O caso envolvia réu condenado a 1 ano de detenção pelo crime descrito no art. 1º, I, da Lei nº 8.176/91. A defesa buscava absolvição por ausência de dolo e materialidade, além de suscitar inépcia da denúncia. Contudo, entre o recebimento da denúncia (setembro de 2021) e a sentença condenatória (setembro de 2025), transcorreu período superior ao prazo prescricional de quatro anos previsto no art. 109, V, do Código Penal.

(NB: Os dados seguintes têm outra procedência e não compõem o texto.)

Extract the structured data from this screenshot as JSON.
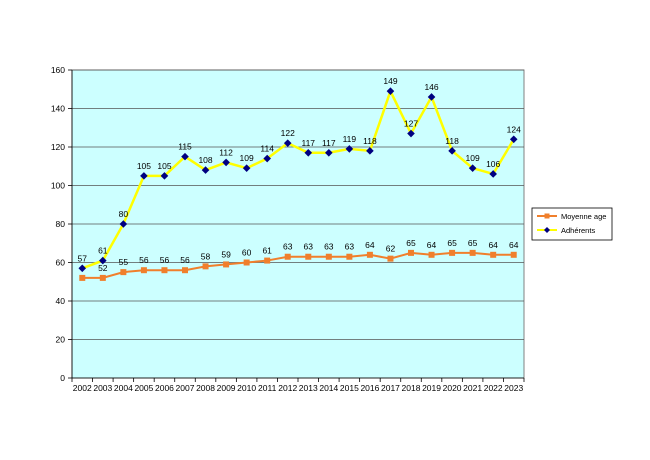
{
  "chart_data": {
    "type": "line",
    "title": "",
    "xlabel": "",
    "ylabel": "",
    "ylim": [
      0,
      160
    ],
    "yticks": [
      0,
      20,
      40,
      60,
      80,
      100,
      120,
      140,
      160
    ],
    "grid": true,
    "legend_position": "right",
    "categories": [
      "2002",
      "2003",
      "2004",
      "2005",
      "2006",
      "2007",
      "2008",
      "2009",
      "2010",
      "2011",
      "2012",
      "2013",
      "2014",
      "2015",
      "2016",
      "2017",
      "2018",
      "2019",
      "2020",
      "2021",
      "2022",
      "2023"
    ],
    "series": [
      {
        "name": "Moyenne age",
        "color": "#f07f2c",
        "marker": "square",
        "values": [
          52,
          52,
          55,
          56,
          56,
          56,
          58,
          59,
          60,
          61,
          63,
          63,
          63,
          63,
          64,
          62,
          65,
          64,
          65,
          65,
          64,
          64
        ],
        "labels": [
          "",
          "52",
          "55",
          "56",
          "56",
          "56",
          "58",
          "59",
          "60",
          "61",
          "63",
          "63",
          "63",
          "63",
          "64",
          "62",
          "65",
          "64",
          "65",
          "65",
          "64",
          "64"
        ]
      },
      {
        "name": "Adhérents",
        "color": "#ffff00",
        "marker_color": "#000080",
        "marker": "diamond",
        "values": [
          57,
          61,
          80,
          105,
          105,
          115,
          108,
          112,
          109,
          114,
          122,
          117,
          117,
          119,
          118,
          149,
          127,
          146,
          118,
          109,
          106,
          124
        ],
        "labels": [
          "57",
          "61",
          "80",
          "105",
          "105",
          "115",
          "108",
          "112",
          "109",
          "114",
          "122",
          "117",
          "117",
          "119",
          "118",
          "149",
          "127",
          "146",
          "118",
          "109",
          "106",
          "124"
        ]
      }
    ],
    "colors": {
      "plot_background": "#ccffff",
      "gridline": "#555555"
    }
  }
}
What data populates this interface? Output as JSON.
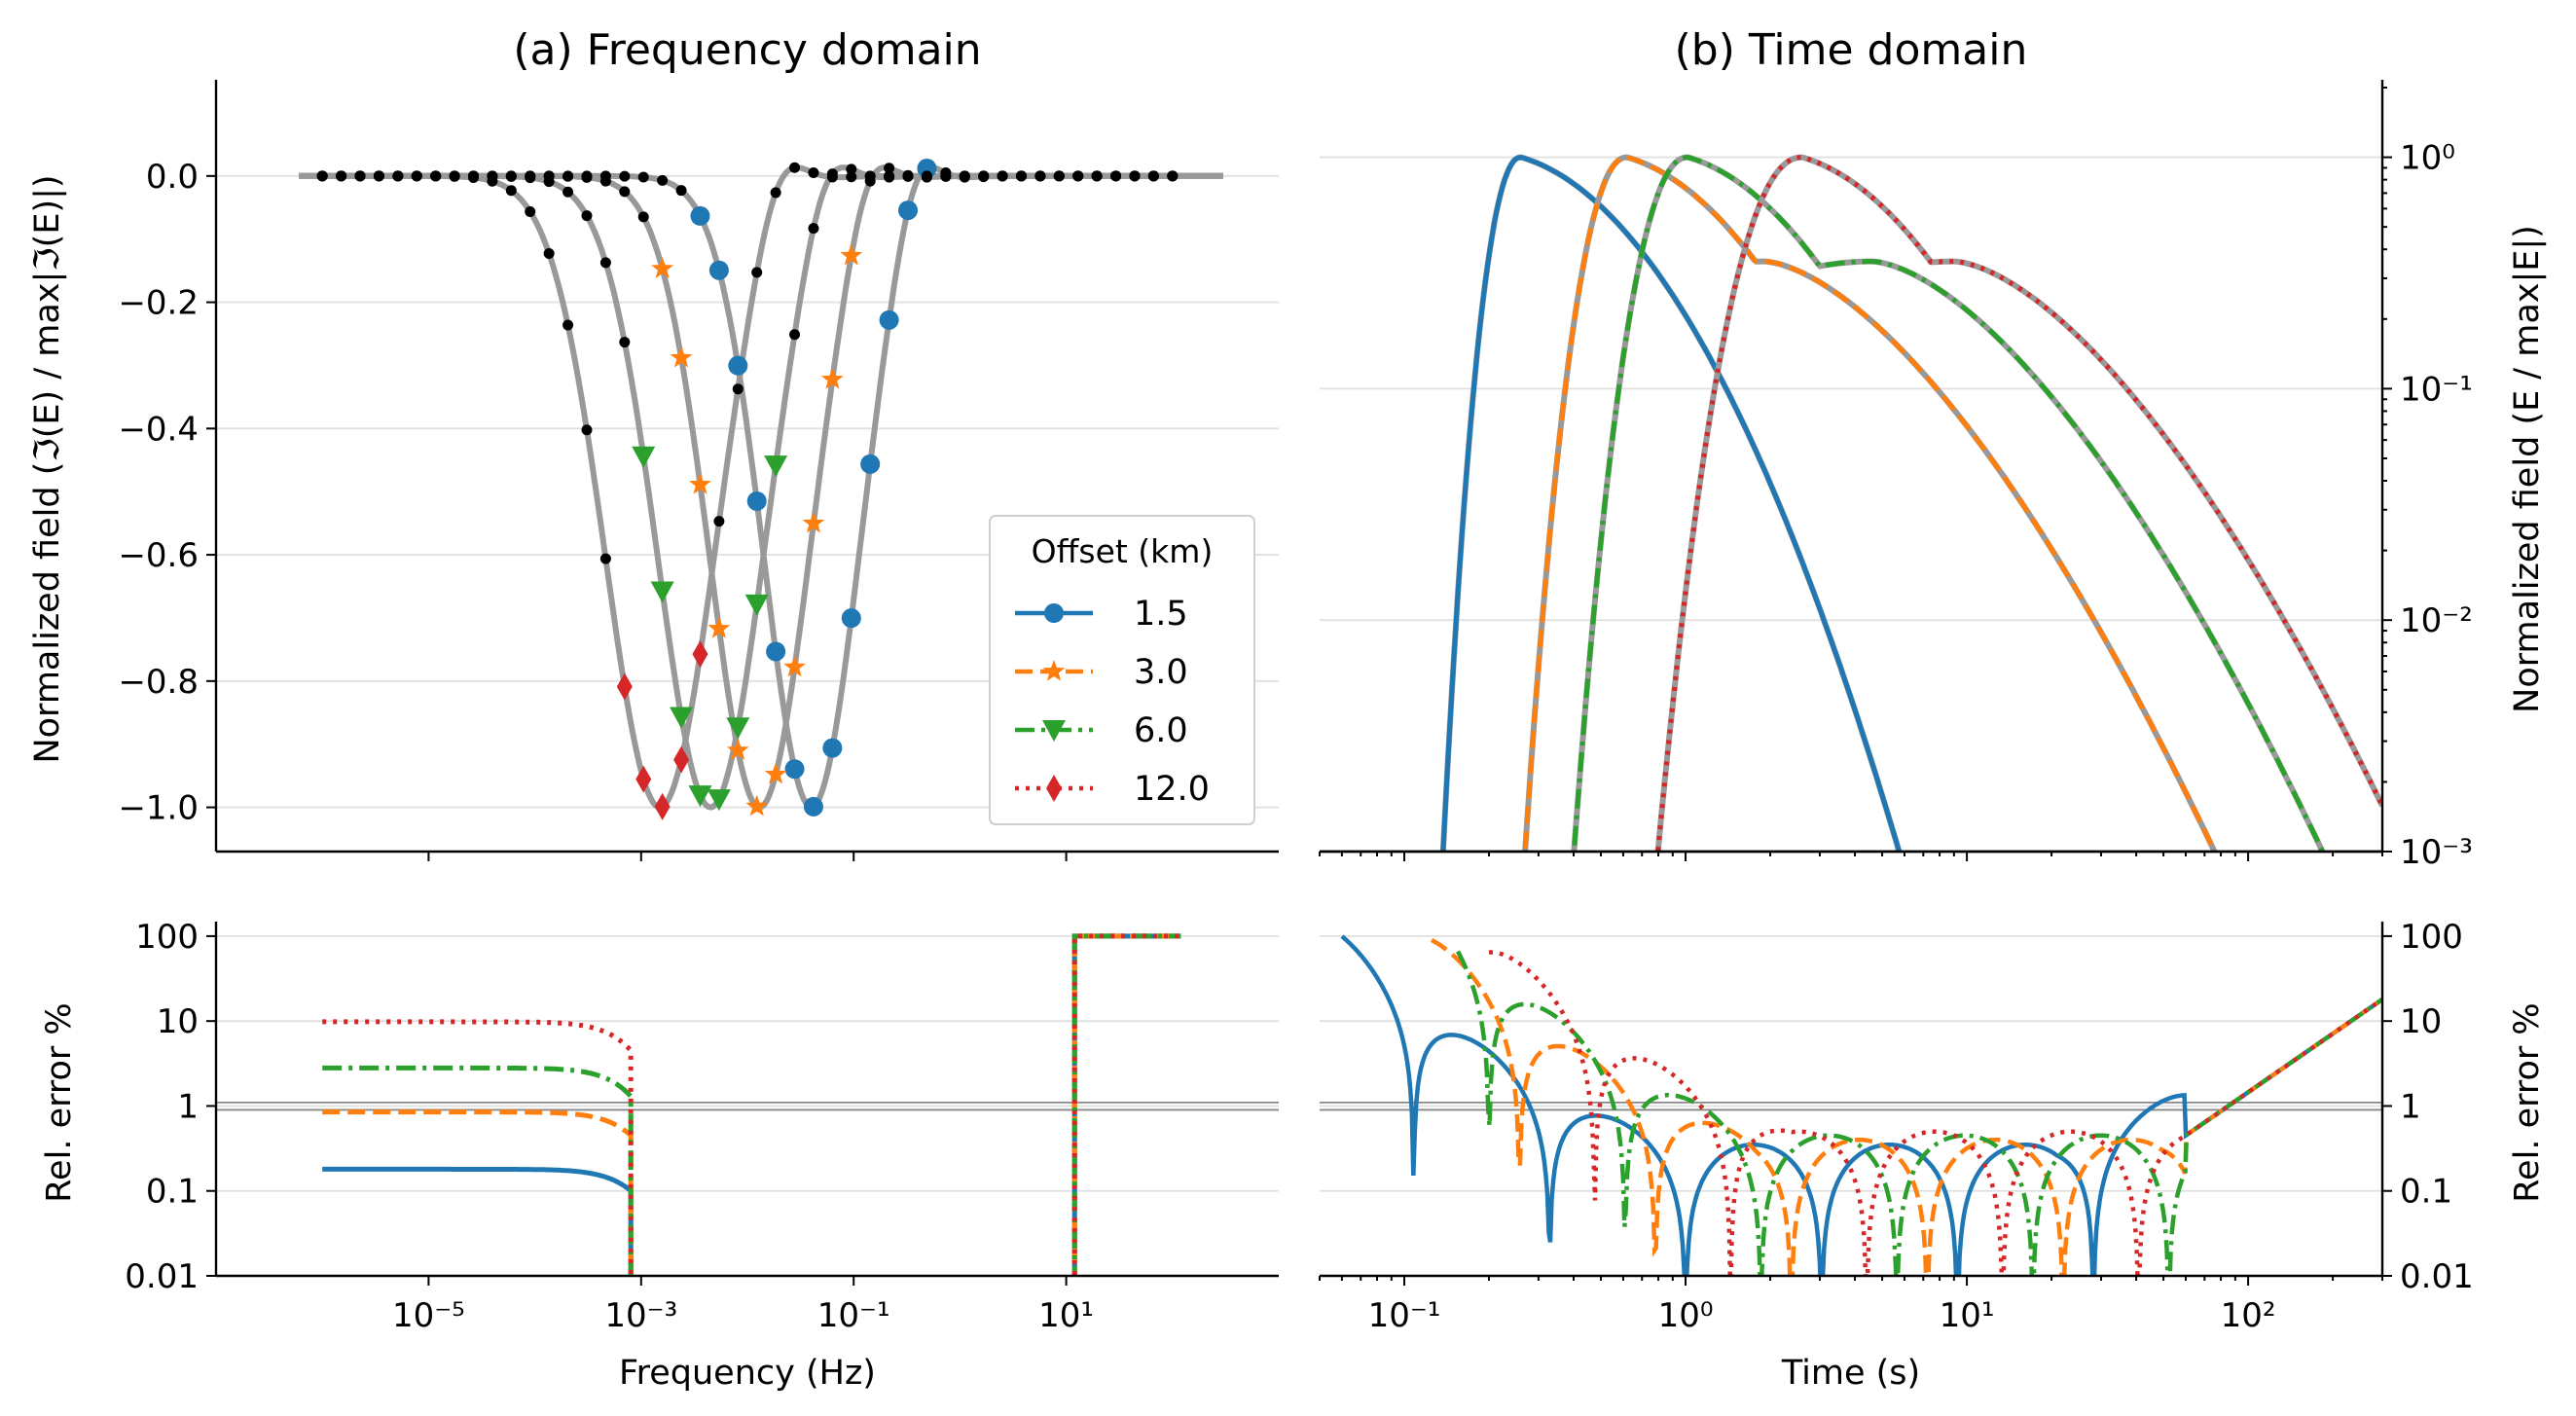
{
  "figure": {
    "title_a": "(a) Frequency domain",
    "title_b": "(b) Time domain"
  },
  "colors": {
    "1.5": "#1f77b4",
    "3.0": "#ff7f0e",
    "6.0": "#2ca02c",
    "12.0": "#d62728",
    "reference": "#999999",
    "black_markers": "#000000"
  },
  "chart_data": [
    {
      "id": "freq_top",
      "type": "line",
      "title": "(a) Frequency domain",
      "xlabel": "",
      "ylabel": "Normalized field (ℑ(E) / max|ℑ(E)|)",
      "xscale": "log",
      "xlim": [
        1e-07,
        1000.0
      ],
      "ylim": [
        -1.07,
        0.14
      ],
      "yticks": [
        0.0,
        -0.2,
        -0.4,
        -0.6,
        -0.8,
        -1.0
      ],
      "yticklabels": [
        "0.0",
        "−0.2",
        "−0.4",
        "−0.6",
        "−0.8",
        "−1.0"
      ],
      "legend_title": "Offset (km)",
      "legend_position": "lower right",
      "series": [
        {
          "name": "1.5",
          "style": "solid",
          "marker": "circle",
          "min_freq": 0.04,
          "width": 0.63
        },
        {
          "name": "3.0",
          "style": "dashed",
          "marker": "star",
          "min_freq": 0.013,
          "width": 0.66
        },
        {
          "name": "6.0",
          "style": "dashdot",
          "marker": "triangle-down",
          "min_freq": 0.0045,
          "width": 0.7
        },
        {
          "name": "12.0",
          "style": "dotted",
          "marker": "diamond",
          "min_freq": 0.0015,
          "width": 0.72
        }
      ],
      "overshoot_peak": 0.075,
      "grey_line_range": [
        6e-07,
        300
      ],
      "black_marker_range": [
        1e-06,
        100
      ]
    },
    {
      "id": "freq_bottom",
      "type": "line",
      "xlabel": "Frequency (Hz)",
      "ylabel": "Rel. error %",
      "xscale": "log",
      "yscale": "log",
      "xlim": [
        1e-07,
        1000.0
      ],
      "ylim": [
        0.01,
        120
      ],
      "xticks": [
        1e-05,
        0.001,
        0.1,
        10.0
      ],
      "xticklabels": [
        "10⁻⁵",
        "10⁻³",
        "10⁻¹",
        "10¹"
      ],
      "yticks": [
        0.01,
        0.1,
        1,
        10,
        100
      ],
      "yticklabels": [
        "0.01",
        "0.1",
        "1",
        "10",
        "100"
      ],
      "reference_lines": [
        0.9,
        1.1
      ],
      "series": [
        {
          "name": "1.5",
          "plateau": 0.18,
          "end_value": 0.1
        },
        {
          "name": "3.0",
          "plateau": 0.85,
          "end_value": 0.45
        },
        {
          "name": "6.0",
          "plateau": 2.8,
          "end_value": 1.3
        },
        {
          "name": "12.0",
          "plateau": 9.8,
          "end_value": 4.5
        }
      ],
      "x_start": 1e-06,
      "x_cut": 0.0008,
      "x_jump": 12,
      "x_end": 120,
      "high_value": 100
    },
    {
      "id": "time_top",
      "type": "line",
      "title": "(b) Time domain",
      "xlabel": "",
      "ylabel": "Normalized field (E / max|E|)",
      "xscale": "log",
      "yscale": "log",
      "xlim": [
        0.05,
        300
      ],
      "ylim": [
        0.001,
        2
      ],
      "yticks": [
        0.001,
        0.01,
        0.1,
        1
      ],
      "yticklabels": [
        "10⁻³",
        "10⁻²",
        "10⁻¹",
        "10⁰"
      ],
      "series": [
        {
          "name": "1.5",
          "peak_time": 0.26,
          "shoulder_time": null,
          "onset_time": 0.13
        },
        {
          "name": "3.0",
          "peak_time": 0.62,
          "shoulder_time": 1.9,
          "onset_time": 0.25
        },
        {
          "name": "6.0",
          "peak_time": 1.02,
          "shoulder_time": 4.6,
          "onset_time": 0.37
        },
        {
          "name": "12.0",
          "peak_time": 2.6,
          "shoulder_time": 9.0,
          "onset_time": 0.72
        }
      ]
    },
    {
      "id": "time_bottom",
      "type": "line",
      "xlabel": "Time (s)",
      "ylabel": "Rel. error %",
      "xscale": "log",
      "yscale": "log",
      "xlim": [
        0.05,
        300
      ],
      "ylim": [
        0.01,
        120
      ],
      "xticks": [
        0.1,
        1,
        10,
        100
      ],
      "xticklabels": [
        "10⁻¹",
        "10⁰",
        "10¹",
        "10²"
      ],
      "yticks": [
        0.01,
        0.1,
        1,
        10,
        100
      ],
      "yticklabels": [
        "0.01",
        "0.1",
        "1",
        "10",
        "100"
      ],
      "reference_lines": [
        0.9,
        1.1
      ],
      "tail_value_at_300s": 18,
      "series": [
        {
          "name": "1.5",
          "start_time": 0.06,
          "start_value": 100
        },
        {
          "name": "3.0",
          "start_time": 0.125,
          "start_value": 100
        },
        {
          "name": "6.0",
          "start_time": 0.155,
          "start_value": 100
        },
        {
          "name": "12.0",
          "start_time": 0.2,
          "start_value": 100
        }
      ]
    }
  ]
}
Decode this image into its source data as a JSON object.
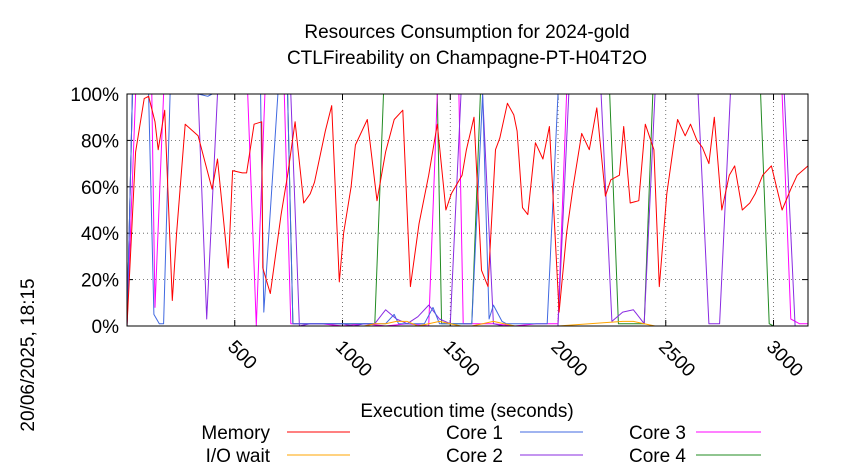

A relatora observou que a sentença já havia declarado a prescrição retroativa, com fulcro nos arts. 109, V, 110, §1º, e 107, IV, do Código Penal. Assim, a condenação perdeu todos os seus efeitos — penais e extrapenais — tornando sem sentido qualquer pedido posterior de absolvição. A magistrada citou diversos precedentes do STJ que reforçam a tese de que o reconhecimento da prescrição “aniquila o interesse-utilidade do recurso”, tornando o apelo vazio.
Com base no art. 932, III, do Código de Processo Civil — aplicado por analogia ao processo penal nos termos do art. 3º do CPP — a desembargadora não conheceu da apelação, determinando o arquivamento do processo após o trânsito em julgado. A decisão foi proferida de forma monocrática.